North Carolina redistricting case allows justices to decide who has power to dictate election rules
"I think this Court is ready to rein in judges and bureaucrats," J. Christian Adams said.
The U.S. Supreme Court decision to hear a North Carolina redistricting case may have significant repercussions for the election-regulating powers of state legislatures across the country, says former Justice Department attorney J. Christian Adams.
The Supreme Court decided on Thursday to hear the case of Moore v. Harper next term, in which North Carolina GOP House Speaker Timothy Moore is asking that the principle of the "independent state legislature" be affirmed. Anchored in the U.S. Constitution, the principle assigns state legislators sole and "independent" authority to set rules for federal elections within their states, without state judges or the governor interfering or providing oversight.

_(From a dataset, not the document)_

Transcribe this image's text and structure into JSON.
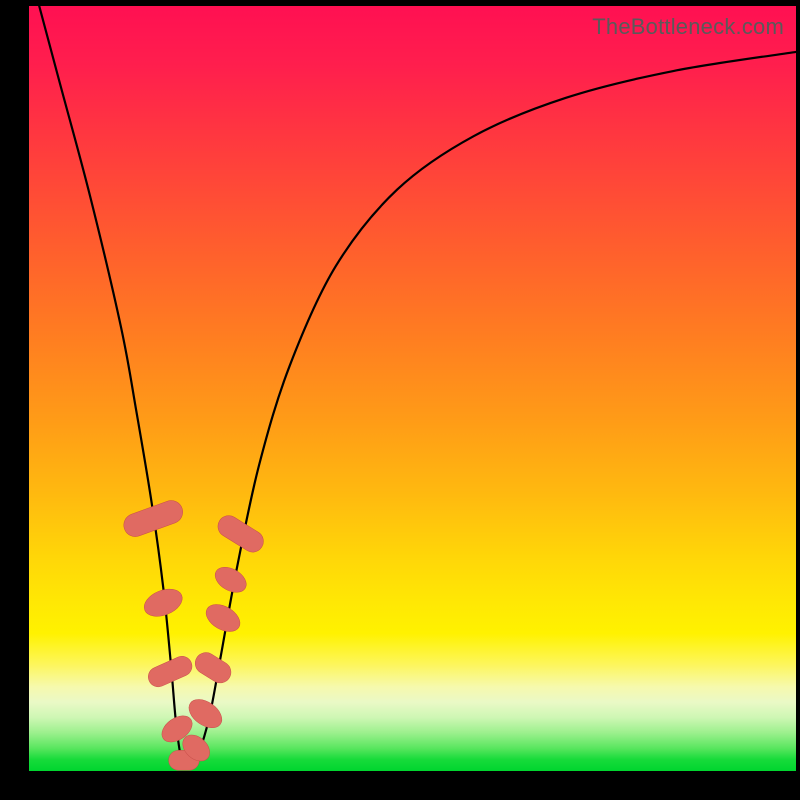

The case that SCOTUS has decided to hear concerns the congressional redistricting map passed by North Carolina's Republican state Legislature, which the state Supreme Court ruled unconstitutional. In North Carolina, the governor is a Democrat, and the state Supreme Court has a narrow Democratic majority.
Adams, president of Public Interest Legal Foundation, told the John Solomon Reports podcast on Thursday that the Supreme Court taking this case is "gigantic."
"It's one of the biggest cert grants that I can think of since Shelby v. Holder, which, of course, related to oversight by the Justice Department of every state election law," Adams said. "And I think it's indicative of a court that has gotten a nasty whiff the last couple of terms of government overreach. Whether it's, you know, the EPA, or whether it's the Justice Department, I think this court is ready to rein in judges and bureaucrats."
Hogan Gidley, the director of the Center for Election Integrity at the America First Policy Institute, told the "Just the News, Not Noise" TV show on Friday that "moving forward," the case "could be quite consequential."
The people of North Carolina "are fired up about election integrity," said the former Trump administration spokesman. "It's their number one issue, and every time the Legislature makes a move, the governor vetoes a particular bill, or [these] courts step in and ruin whatever the legislative branch tried to do. They did it in so many cases, redistricting was one of them."
After the state Legislature redrew the redistricting map twice following the state Supreme Court declaring it unconstitutional, Gidley explained, "the court then said, 'Not only is your map unconstitutional, now we, the Supreme Court of the state of North Carolina, we're going to draw the map for you.' That is a complete overreach by the court system in that state."
In states where Democratic governors are vetoing election integrity reforms adopted by Republican legislatures — measures such as voter ID and ending mass mailing of absentee ballots — Moore v. Harper may help resolve those issues "when it comes to setting up qualifications," explained Adams.
"I think it really sets up the awareness by this Court about who should have power," said Adams, noting how the Supreme Court decided this term that the North Carolina state Legislature was allowed to intervene in cases regarding laws that the Democratic attorney general wouldn't defend. "[T]he Founders put the deepest reservoir of power in this country with the state legislatures — that's who they really, really trusted with power more than anybody else."